What sets it apart is the welding of two things that rarely sit together this well: gorgeous, decadent period writing and a genuinely angry argument about class and labour. Plenty of books do one. Few do both without one drowning the other. Hinkley keeps them in balance for five hundred pages.
Beauty and politics, pleasure and rot, the monster as a mirror for the systems we live inside. The Red Sacrament is a strong early flare from that direction.
Arnault wanted only to keep the lights on and the company fed, and that is the most damning thing the book says about any of us. We will swallow almost anything to keep the show running.
The Red Sacrament by Sara Hinkley
A savage, hypnotic dive into the lives and deaths of a coven of vampires living in 19th Century Paris on the cusp of revolt and revolution, perfect for fans of Silvia Moreno-Garcia, Laura Purcell and Elizabeth Kostova
Paris, 1869. The Théâtre Saint-Siméon is the place to be, if you can get in. The black slips of paper that guarantee entry are rare and highly desired, and given only to certain persons. The actors on stage are magnetic and ageless, performing only at midnight and never seen during the day…
Arnault and his clan of vampires have survived for as long as they have by observing a rigid set of rules. At night, they perform on stage at the Théâtre Saint-Siméon, picking off just enough people in the audience to survive. But they understand the city, and how to live in it without being noticed.

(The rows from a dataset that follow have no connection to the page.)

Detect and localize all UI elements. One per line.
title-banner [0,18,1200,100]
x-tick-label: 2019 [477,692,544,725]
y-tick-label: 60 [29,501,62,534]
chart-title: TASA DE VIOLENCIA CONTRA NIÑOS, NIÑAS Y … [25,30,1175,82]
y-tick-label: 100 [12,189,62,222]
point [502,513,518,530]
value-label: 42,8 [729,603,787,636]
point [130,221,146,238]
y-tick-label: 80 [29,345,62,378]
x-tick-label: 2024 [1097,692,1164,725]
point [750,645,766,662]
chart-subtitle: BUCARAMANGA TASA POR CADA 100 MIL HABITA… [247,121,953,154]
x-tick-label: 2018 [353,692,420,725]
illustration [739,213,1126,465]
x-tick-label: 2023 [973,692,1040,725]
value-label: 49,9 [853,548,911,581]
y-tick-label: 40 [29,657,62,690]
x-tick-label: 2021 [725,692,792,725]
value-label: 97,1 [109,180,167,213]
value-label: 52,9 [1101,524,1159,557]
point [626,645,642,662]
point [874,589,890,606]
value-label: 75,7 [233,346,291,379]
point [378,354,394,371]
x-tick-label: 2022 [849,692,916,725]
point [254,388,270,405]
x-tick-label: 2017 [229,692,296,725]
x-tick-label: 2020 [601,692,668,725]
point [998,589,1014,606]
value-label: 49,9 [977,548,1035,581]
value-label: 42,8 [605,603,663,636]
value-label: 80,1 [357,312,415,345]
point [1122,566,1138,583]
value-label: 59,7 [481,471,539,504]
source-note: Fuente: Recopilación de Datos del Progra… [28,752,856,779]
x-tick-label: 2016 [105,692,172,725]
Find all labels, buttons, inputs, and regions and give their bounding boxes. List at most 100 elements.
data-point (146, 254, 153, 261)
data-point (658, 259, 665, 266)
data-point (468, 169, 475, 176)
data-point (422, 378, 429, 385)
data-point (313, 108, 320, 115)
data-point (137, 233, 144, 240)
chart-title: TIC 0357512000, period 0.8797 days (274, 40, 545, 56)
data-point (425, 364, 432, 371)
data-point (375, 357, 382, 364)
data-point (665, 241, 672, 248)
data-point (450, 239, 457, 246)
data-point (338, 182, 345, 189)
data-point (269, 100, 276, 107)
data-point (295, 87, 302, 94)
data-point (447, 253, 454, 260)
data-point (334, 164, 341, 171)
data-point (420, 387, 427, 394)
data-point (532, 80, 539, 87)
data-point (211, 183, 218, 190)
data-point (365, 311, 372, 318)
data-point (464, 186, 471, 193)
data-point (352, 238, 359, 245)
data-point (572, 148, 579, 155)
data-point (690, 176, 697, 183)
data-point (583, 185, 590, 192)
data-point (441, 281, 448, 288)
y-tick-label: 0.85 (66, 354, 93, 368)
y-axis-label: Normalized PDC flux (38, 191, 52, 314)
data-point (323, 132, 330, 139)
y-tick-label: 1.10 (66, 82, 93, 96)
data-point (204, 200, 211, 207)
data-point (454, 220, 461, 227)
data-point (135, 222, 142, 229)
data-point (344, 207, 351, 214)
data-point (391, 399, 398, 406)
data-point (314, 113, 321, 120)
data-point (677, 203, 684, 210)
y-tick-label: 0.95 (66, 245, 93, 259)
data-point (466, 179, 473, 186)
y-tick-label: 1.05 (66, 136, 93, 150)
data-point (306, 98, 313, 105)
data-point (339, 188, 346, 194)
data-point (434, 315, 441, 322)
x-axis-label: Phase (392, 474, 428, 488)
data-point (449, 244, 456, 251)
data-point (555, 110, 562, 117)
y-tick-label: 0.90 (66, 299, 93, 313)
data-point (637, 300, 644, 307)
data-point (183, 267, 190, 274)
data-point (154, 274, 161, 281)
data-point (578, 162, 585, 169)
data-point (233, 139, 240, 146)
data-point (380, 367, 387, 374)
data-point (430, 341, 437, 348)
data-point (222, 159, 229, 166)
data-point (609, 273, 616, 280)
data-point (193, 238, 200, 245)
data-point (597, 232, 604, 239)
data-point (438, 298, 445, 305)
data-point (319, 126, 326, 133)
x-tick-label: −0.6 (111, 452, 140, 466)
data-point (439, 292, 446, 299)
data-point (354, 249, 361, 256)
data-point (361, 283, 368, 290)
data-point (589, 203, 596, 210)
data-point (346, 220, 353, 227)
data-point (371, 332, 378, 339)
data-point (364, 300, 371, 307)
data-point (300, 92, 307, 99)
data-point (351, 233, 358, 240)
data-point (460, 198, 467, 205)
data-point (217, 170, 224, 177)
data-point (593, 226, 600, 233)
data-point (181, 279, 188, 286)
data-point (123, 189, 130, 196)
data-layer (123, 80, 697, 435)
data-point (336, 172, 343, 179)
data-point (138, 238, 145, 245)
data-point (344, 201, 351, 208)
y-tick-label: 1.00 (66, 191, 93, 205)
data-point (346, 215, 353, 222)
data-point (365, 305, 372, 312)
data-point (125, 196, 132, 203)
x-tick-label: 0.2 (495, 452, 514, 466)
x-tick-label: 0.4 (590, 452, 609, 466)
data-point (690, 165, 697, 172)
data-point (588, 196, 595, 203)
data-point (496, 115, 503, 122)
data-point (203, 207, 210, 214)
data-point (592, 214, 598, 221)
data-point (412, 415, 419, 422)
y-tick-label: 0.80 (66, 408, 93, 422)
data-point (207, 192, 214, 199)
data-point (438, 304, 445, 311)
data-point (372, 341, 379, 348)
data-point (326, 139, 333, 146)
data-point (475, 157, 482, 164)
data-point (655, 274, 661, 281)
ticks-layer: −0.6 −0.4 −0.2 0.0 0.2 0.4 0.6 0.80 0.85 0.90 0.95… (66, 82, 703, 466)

Their peace is shattered first with a visit from Béatrice, a witch who forms a strange connection to Arnault; then with the arrival of Victor de Rouvray and his sister Françoise, vampires from a very different world. And, as Arnault grows closer and closer to the beautiful, enigmatic Victor, he risks becoming distracted from the constant bickering of his immortal friends, from the daily running of the theatre, and worse, from the premonitions of blood, death and starvation that he receives at night.
For a terrible change is on the horizon, revolt and revolution are brewing in the streets and soon, the city, and Arnault will never be the same again.